HDFS DataNode and NameNode Image:
HDFS Read Image:
HDFS Write Image:
Since all the metadata is stored in name node, it is very important. If it fails the file system can not be used as there would be no way of knowing how to reconstruct the files from blocks present in data node. To overcome this, the concept of secondary name node arises.
Secondary Name Node: It is a separate physical machine which acts as a helper of name node. It performs periodic check points.It communicates with the name node and take snapshot of meta data which helps minimize downtime and loss of data.
The HDFS should be formatted initially and then started in the distributed mode. Commands are given below.
To Format $ hadoop namenode -format
To Start $ start-dfs.sh
HDFS Basic File Operations
- Putting data to HDFS from local file system
- First create a folder in HDFS where data can be put form local file system.
$ hadoop fs -mkdir /user/test
- Copy the file "data.txt" from a file kept in local folder /usr/home/Desktop to HDFS folder /user/ test
$ hadoop fs -copyFromLocal /usr/home/Desktop/data.txt /user/test
- Display the content of HDFS folder
$ Hadoop fs -ls /user/test
- Copying data from HDFS to local file system
- $ hadoop fs -copyToLocal /user/test/data.txt /usr/bin/data_copy.txt
- Compare the files and see that both are same
- $ md5 /usr/bin/data_copy.txt /usr/home/Desktop/data.txt
- hadoop fs -rmr /user/sonoo/
HDFS Other commands
The below is used in the commands
"<path>" means any file or directory name.
"<path>..." means one or more file or directory names.
"<file>" means any filename.
"<src>" and "<dest>" are path names in a directed operation.
"<localSrc>" and "<localDest>" are paths as above, but on the local file system
- put <localSrc><dest>
Copies the file or directory from the local file system identified by localSrc to dest within the DFS.
- copyFromLocal <localSrc><dest>
Identical to -put
- copyFromLocal <localSrc><dest>
Identical to -put
- moveFromLocal <localSrc><dest>
Copies the file or directory from the local file system identified by localSrc to dest within HDFS, and then deletes the local copy on success.
- get [-crc] <src><localDest>
Copies the file or directory in HDFS identified by src to the local file system path identified by localDest.
- cat <filen-ame>
Displays the contents of filename on stdout.
- moveToLocal <src><localDest>
Works like -get, but deletes the HDFS copy on success.

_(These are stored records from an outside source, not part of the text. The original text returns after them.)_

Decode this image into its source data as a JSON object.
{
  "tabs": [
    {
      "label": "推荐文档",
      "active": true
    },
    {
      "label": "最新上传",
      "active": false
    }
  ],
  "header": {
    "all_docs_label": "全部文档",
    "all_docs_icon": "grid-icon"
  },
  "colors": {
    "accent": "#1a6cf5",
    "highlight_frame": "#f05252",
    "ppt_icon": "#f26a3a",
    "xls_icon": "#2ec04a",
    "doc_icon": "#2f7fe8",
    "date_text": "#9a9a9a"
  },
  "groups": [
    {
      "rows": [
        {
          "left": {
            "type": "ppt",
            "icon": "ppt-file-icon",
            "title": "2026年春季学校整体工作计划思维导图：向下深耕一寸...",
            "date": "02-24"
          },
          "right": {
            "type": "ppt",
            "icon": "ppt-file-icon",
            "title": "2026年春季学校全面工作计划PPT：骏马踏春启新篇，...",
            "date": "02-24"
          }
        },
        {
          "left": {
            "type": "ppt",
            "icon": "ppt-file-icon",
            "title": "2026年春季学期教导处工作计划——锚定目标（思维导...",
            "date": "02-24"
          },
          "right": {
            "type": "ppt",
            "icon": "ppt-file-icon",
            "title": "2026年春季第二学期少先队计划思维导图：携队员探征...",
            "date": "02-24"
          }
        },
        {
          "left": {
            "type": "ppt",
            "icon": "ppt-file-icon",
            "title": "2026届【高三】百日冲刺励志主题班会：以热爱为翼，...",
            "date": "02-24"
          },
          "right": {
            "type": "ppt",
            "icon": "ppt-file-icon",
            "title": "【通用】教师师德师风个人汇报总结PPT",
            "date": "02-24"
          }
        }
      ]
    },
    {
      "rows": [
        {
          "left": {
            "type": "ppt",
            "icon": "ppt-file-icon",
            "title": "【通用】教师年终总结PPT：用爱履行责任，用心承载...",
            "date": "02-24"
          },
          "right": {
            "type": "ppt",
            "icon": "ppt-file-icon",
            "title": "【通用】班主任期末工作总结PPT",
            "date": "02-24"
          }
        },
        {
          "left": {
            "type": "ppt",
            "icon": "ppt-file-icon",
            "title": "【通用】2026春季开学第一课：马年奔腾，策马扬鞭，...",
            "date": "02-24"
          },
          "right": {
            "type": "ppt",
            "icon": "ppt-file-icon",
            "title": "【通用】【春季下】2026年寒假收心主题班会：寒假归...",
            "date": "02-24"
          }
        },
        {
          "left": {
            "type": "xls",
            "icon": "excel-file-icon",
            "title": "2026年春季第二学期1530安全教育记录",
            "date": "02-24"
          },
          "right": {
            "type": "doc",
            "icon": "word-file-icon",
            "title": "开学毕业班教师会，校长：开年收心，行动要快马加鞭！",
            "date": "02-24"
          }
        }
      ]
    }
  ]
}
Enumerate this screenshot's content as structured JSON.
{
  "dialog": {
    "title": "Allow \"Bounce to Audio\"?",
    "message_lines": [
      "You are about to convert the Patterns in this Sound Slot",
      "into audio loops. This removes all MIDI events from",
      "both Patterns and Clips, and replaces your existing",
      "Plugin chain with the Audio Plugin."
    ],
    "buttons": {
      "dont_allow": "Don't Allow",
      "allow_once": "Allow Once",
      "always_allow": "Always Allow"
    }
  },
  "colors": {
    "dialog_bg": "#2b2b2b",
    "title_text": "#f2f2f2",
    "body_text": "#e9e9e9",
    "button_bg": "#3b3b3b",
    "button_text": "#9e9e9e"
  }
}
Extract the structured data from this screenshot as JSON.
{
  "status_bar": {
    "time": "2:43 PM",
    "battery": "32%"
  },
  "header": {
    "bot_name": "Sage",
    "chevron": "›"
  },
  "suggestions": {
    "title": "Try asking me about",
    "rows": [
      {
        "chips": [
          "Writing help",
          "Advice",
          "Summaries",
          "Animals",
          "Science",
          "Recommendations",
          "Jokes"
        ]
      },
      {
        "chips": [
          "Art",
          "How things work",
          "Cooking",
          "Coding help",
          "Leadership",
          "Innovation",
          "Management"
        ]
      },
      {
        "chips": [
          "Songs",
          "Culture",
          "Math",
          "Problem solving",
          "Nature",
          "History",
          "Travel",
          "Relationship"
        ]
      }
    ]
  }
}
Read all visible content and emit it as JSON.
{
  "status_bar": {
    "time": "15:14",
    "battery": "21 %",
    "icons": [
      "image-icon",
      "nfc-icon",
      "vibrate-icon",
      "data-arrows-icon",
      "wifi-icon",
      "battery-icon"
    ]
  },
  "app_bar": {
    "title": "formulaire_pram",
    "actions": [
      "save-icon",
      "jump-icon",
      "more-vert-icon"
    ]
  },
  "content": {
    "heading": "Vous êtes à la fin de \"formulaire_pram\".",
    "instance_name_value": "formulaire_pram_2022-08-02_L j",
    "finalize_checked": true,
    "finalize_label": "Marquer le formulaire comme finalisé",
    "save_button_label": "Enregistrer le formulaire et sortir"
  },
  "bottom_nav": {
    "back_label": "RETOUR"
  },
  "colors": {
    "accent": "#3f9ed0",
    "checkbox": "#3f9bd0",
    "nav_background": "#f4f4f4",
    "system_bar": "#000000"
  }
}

- setrep [-R] [-w] rep <path>
Sets the target replication factor for files identified by path to rep. (The actual replication factor will move toward the target over time)
- touchz <path>
Creates a file at path containing the current time as a timestamp. Fails if a file already exists at path, unless the file is already size 0.
- test -[ezd] <path>
Returns 1 if path exists; has zero length; or is a directory or 0 otherwise.
- stat [format] <path>
Prints information about path. Format is a string which accepts file size in blocks (%b), filename (%n), block size (%o), replication (%r), and modification date (%y, %Y).